Despite these often impossible application requirements, there are always going to be some people who try to take advantage of the SSI program. Kristofs op-ed is written from Appalachia, where he spent time with families of children with disabilities and the social workers who help them. Kristof relays an anecdote from one particular social worker who claims that parents are removing their children from literacy programs because they are afraid that if the children learn how to read, they will no longer be classified as intellectually disabled, which could lead to a loss of SSI benefits. Kristof's op-ed follows a multi-part Boston Globe report documenting the pressure faced by children with disabilities to remain on SSI when they turn 18 because their families need the additional benefit in order to survive.

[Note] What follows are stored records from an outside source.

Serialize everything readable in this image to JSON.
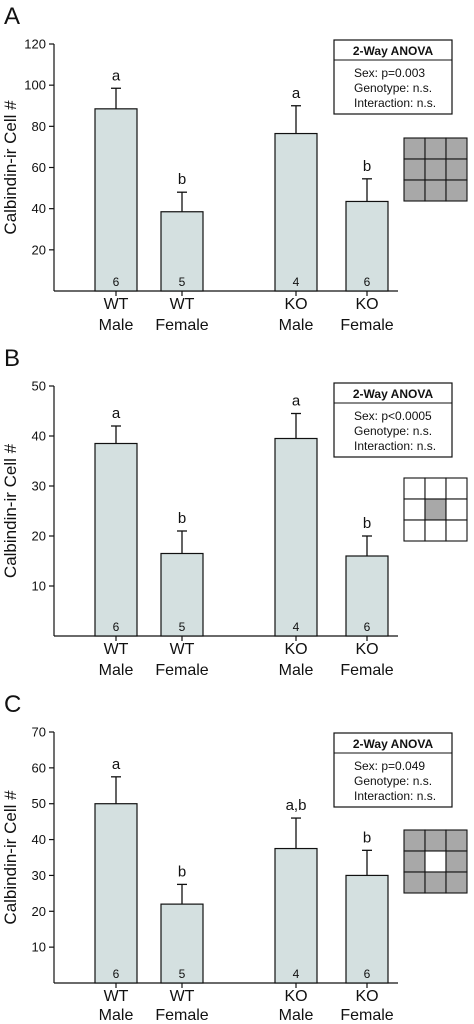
{
  "chart_data": [
    {
      "type": "bar",
      "panel_letter": "A",
      "ylabel": "Calbindin-ir Cell #",
      "ylim": [
        0,
        120
      ],
      "yticks": [
        20,
        40,
        60,
        80,
        100,
        120
      ],
      "categories": [
        {
          "line1": "WT",
          "line2": "Male"
        },
        {
          "line1": "WT",
          "line2": "Female"
        },
        {
          "line1": "KO",
          "line2": "Male"
        },
        {
          "line1": "KO",
          "line2": "Female"
        }
      ],
      "values": [
        88.5,
        38.5,
        76.5,
        43.5
      ],
      "errors": [
        10,
        9.5,
        13.5,
        11
      ],
      "sig_letters": [
        "a",
        "b",
        "a",
        "b"
      ],
      "n": [
        "6",
        "5",
        "4",
        "6"
      ],
      "bar_color": "#d4e0e0",
      "annotation": {
        "title": "2-Way ANOVA",
        "lines": [
          "Sex: p=0.003",
          "Genotype: n.s.",
          "Interaction: n.s."
        ]
      },
      "grid_icon": {
        "cells": [
          "gray",
          "gray",
          "gray",
          "gray",
          "gray",
          "gray",
          "gray",
          "gray",
          "gray"
        ]
      }
    },
    {
      "type": "bar",
      "panel_letter": "B",
      "ylabel": "Calbindin-ir Cell #",
      "ylim": [
        0,
        50
      ],
      "yticks": [
        10,
        20,
        30,
        40,
        50
      ],
      "categories": [
        {
          "line1": "WT",
          "line2": "Male"
        },
        {
          "line1": "WT",
          "line2": "Female"
        },
        {
          "line1": "KO",
          "line2": "Male"
        },
        {
          "line1": "KO",
          "line2": "Female"
        }
      ],
      "values": [
        38.5,
        16.5,
        39.5,
        16
      ],
      "errors": [
        3.5,
        4.5,
        5,
        4
      ],
      "sig_letters": [
        "a",
        "b",
        "a",
        "b"
      ],
      "n": [
        "6",
        "5",
        "4",
        "6"
      ],
      "bar_color": "#d4e0e0",
      "annotation": {
        "title": "2-Way ANOVA",
        "lines": [
          "Sex: p<0.0005",
          "Genotype: n.s.",
          "Interaction: n.s."
        ]
      },
      "grid_icon": {
        "cells": [
          "white",
          "white",
          "white",
          "white",
          "gray",
          "white",
          "white",
          "white",
          "white"
        ]
      }
    },
    {
      "type": "bar",
      "panel_letter": "C",
      "ylabel": "Calbindin-ir Cell #",
      "ylim": [
        0,
        70
      ],
      "yticks": [
        10,
        20,
        30,
        40,
        50,
        60,
        70
      ],
      "categories": [
        {
          "line1": "WT",
          "line2": "Male"
        },
        {
          "line1": "WT",
          "line2": "Female"
        },
        {
          "line1": "KO",
          "line2": "Male"
        },
        {
          "line1": "KO",
          "line2": "Female"
        }
      ],
      "values": [
        50,
        22,
        37.5,
        30
      ],
      "errors": [
        7.5,
        5.5,
        8.5,
        7
      ],
      "sig_letters": [
        "a",
        "b",
        "a,b",
        "b"
      ],
      "n": [
        "6",
        "5",
        "4",
        "6"
      ],
      "bar_color": "#d4e0e0",
      "annotation": {
        "title": "2-Way ANOVA",
        "lines": [
          "Sex: p=0.049",
          "Genotype: n.s.",
          "Interaction: n.s."
        ]
      },
      "grid_icon": {
        "cells": [
          "gray",
          "gray",
          "gray",
          "gray",
          "white",
          "gray",
          "gray",
          "gray",
          "gray"
        ]
      }
    }
  ],
  "colors": {
    "bar_fill": "#d4e0e0",
    "ink": "#111111",
    "icon_gray": "#a8a8a8",
    "icon_white": "#ffffff"
  }
}
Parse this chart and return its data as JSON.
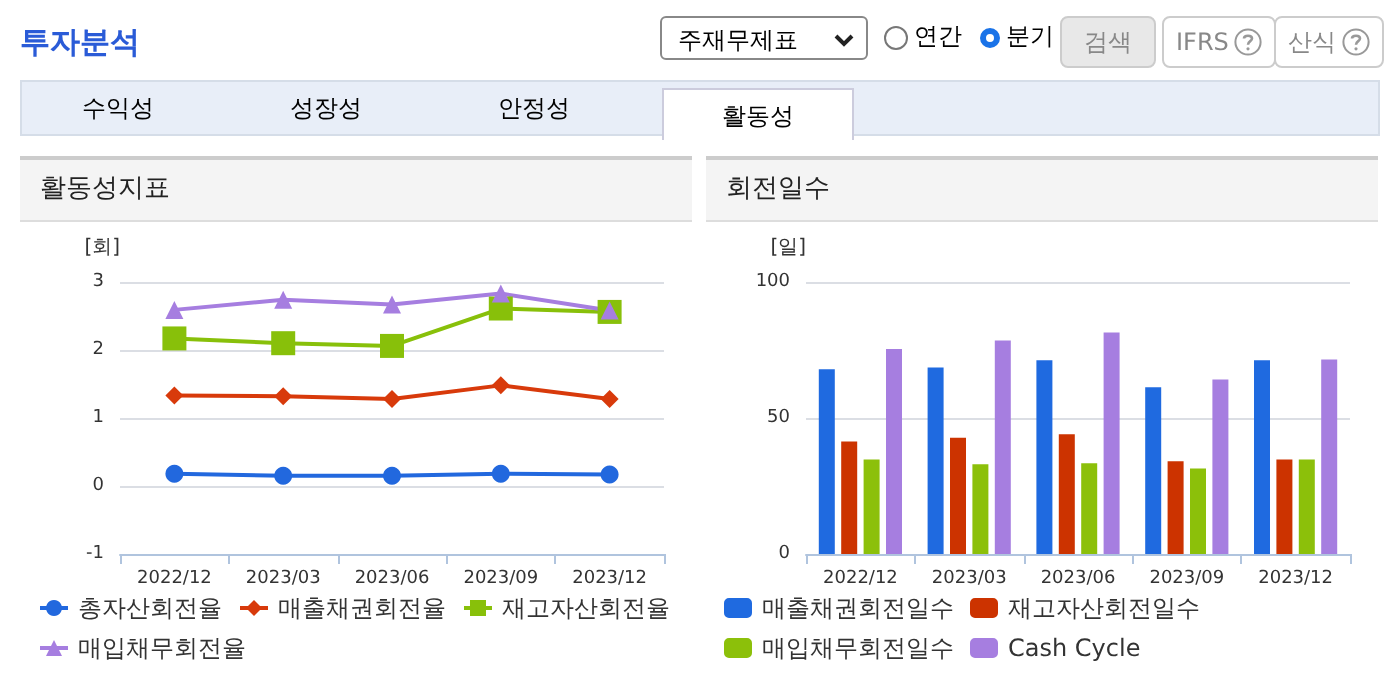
{
  "chart_data": [
    {
      "type": "other",
      "title": "투자분석",
      "annotations": [
        "주재무제표",
        "연간",
        "분기",
        "검색",
        "IFRS",
        "산식",
        "수익성",
        "성장성",
        "안정성",
        "활동성"
      ]
    },
    {
      "type": "line",
      "title": "활동성지표",
      "ylabel": "[회]",
      "categories": [
        "2022/12",
        "2023/03",
        "2023/06",
        "2023/09",
        "2023/12"
      ],
      "ylim": [
        -1,
        3
      ],
      "yticks": [
        -1,
        0,
        1,
        2,
        3
      ],
      "grid": "y",
      "legend": "bottom",
      "series": [
        {
          "name": "총자산회전율",
          "color": "#2268de",
          "marker": "circle",
          "values": [
            0.18,
            0.15,
            0.15,
            0.18,
            0.17
          ]
        },
        {
          "name": "매출채권회전율",
          "color": "#d83a0b",
          "marker": "diamond",
          "values": [
            1.33,
            1.32,
            1.28,
            1.48,
            1.28
          ]
        },
        {
          "name": "재고자산회전율",
          "color": "#88c00a",
          "marker": "square",
          "values": [
            2.17,
            2.1,
            2.06,
            2.61,
            2.56
          ]
        },
        {
          "name": "매입채무회전율",
          "color": "#a67ee0",
          "marker": "triangle",
          "values": [
            2.59,
            2.74,
            2.67,
            2.83,
            2.58
          ]
        }
      ]
    },
    {
      "type": "bar",
      "title": "회전일수",
      "ylabel": "[일]",
      "categories": [
        "2022/12",
        "2023/03",
        "2023/06",
        "2023/09",
        "2023/12"
      ],
      "ylim": [
        0,
        100
      ],
      "yticks": [
        0,
        50,
        100
      ],
      "grid": "y",
      "legend": "bottom",
      "series": [
        {
          "name": "매출채권회전일수",
          "color": "#1f6ae0",
          "values": [
            67.9,
            68.6,
            71.2,
            61.3,
            71.2
          ]
        },
        {
          "name": "재고자산회전일수",
          "color": "#cc3300",
          "values": [
            41.4,
            42.7,
            44.0,
            34.1,
            34.7
          ]
        },
        {
          "name": "매입채무회전일수",
          "color": "#8cc00a",
          "values": [
            34.7,
            33.0,
            33.4,
            31.4,
            34.7
          ]
        },
        {
          "name": "Cash Cycle",
          "color": "#a67ee0",
          "values": [
            75.4,
            78.5,
            81.4,
            64.2,
            71.5
          ]
        }
      ]
    }
  ]
}
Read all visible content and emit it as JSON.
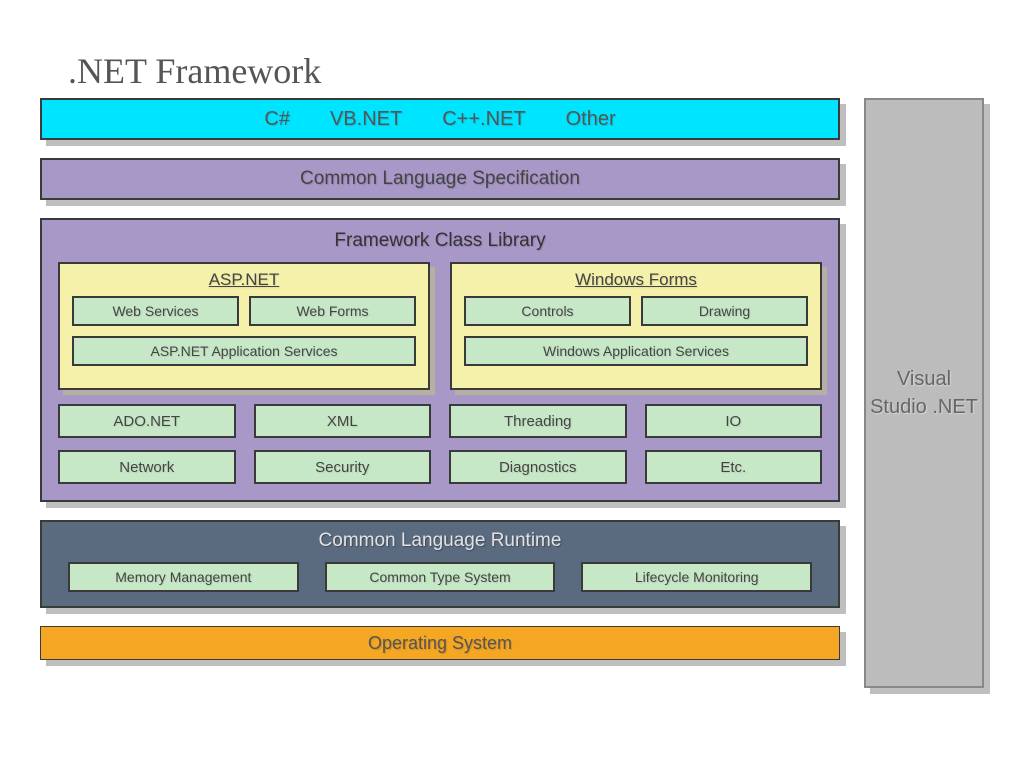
{
  "title": ".NET Framework",
  "colors": {
    "languages_bg": "#00e5ff",
    "purple_bg": "#a898c7",
    "yellow_bg": "#f5f1aa",
    "green_bg": "#c7e8c7",
    "slate_bg": "#5a6a7f",
    "orange_bg": "#f5a623",
    "gray_bg": "#bcbcbc",
    "shadow": "#bfbfbf",
    "border": "#3a3a3a"
  },
  "languages": {
    "items": [
      "C#",
      "VB.NET",
      "C++.NET",
      "Other"
    ]
  },
  "cls": {
    "label": "Common Language Specification"
  },
  "fcl": {
    "title": "Framework Class Library",
    "aspnet": {
      "title": "ASP.NET",
      "top": [
        "Web Services",
        "Web Forms"
      ],
      "bottom": "ASP.NET Application Services"
    },
    "winforms": {
      "title": "Windows Forms",
      "top": [
        "Controls",
        "Drawing"
      ],
      "bottom": "Windows Application Services"
    },
    "base": [
      "ADO.NET",
      "XML",
      "Threading",
      "IO",
      "Network",
      "Security",
      "Diagnostics",
      "Etc."
    ]
  },
  "clr": {
    "title": "Common Language Runtime",
    "items": [
      "Memory Management",
      "Common Type System",
      "Lifecycle Monitoring"
    ]
  },
  "os": {
    "label": "Operating System"
  },
  "vs": {
    "label": "Visual Studio .NET"
  }
}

In response to the Globe article, Congress held hearings and the Government Accountability Office issued a report calling for reform of the SSI program.
However, most parents of children with special needs understand the vital role that SSI benefits play in the lives of their children, and now disability activists and anti-poverty groups are pushing back against the notion that SSI is rife with abuse. In a report titled "SSI and Children with Disabilities: Just the Facts," the Center on Budget and Policy Priorities explains that 98.6 percent of non-institutionalized children on SSI between the ages of 6 and 12 are enrolled in school, as are 90.7 percent of 13 to 17 year olds. The report also points out that only "one-fifth of the estimated 8 to 9 percent of U.S. children estimated to have serious disabilities" receive SSI, and that, as many qualified families know, 60 percent of initial applications for SSI benefits for children are rejected by the Social Security Administration, often leading to costly appeals.
While a small number of people on SSI may abuse the system, the Center says the vast majority of children receiving SSI need the benefit.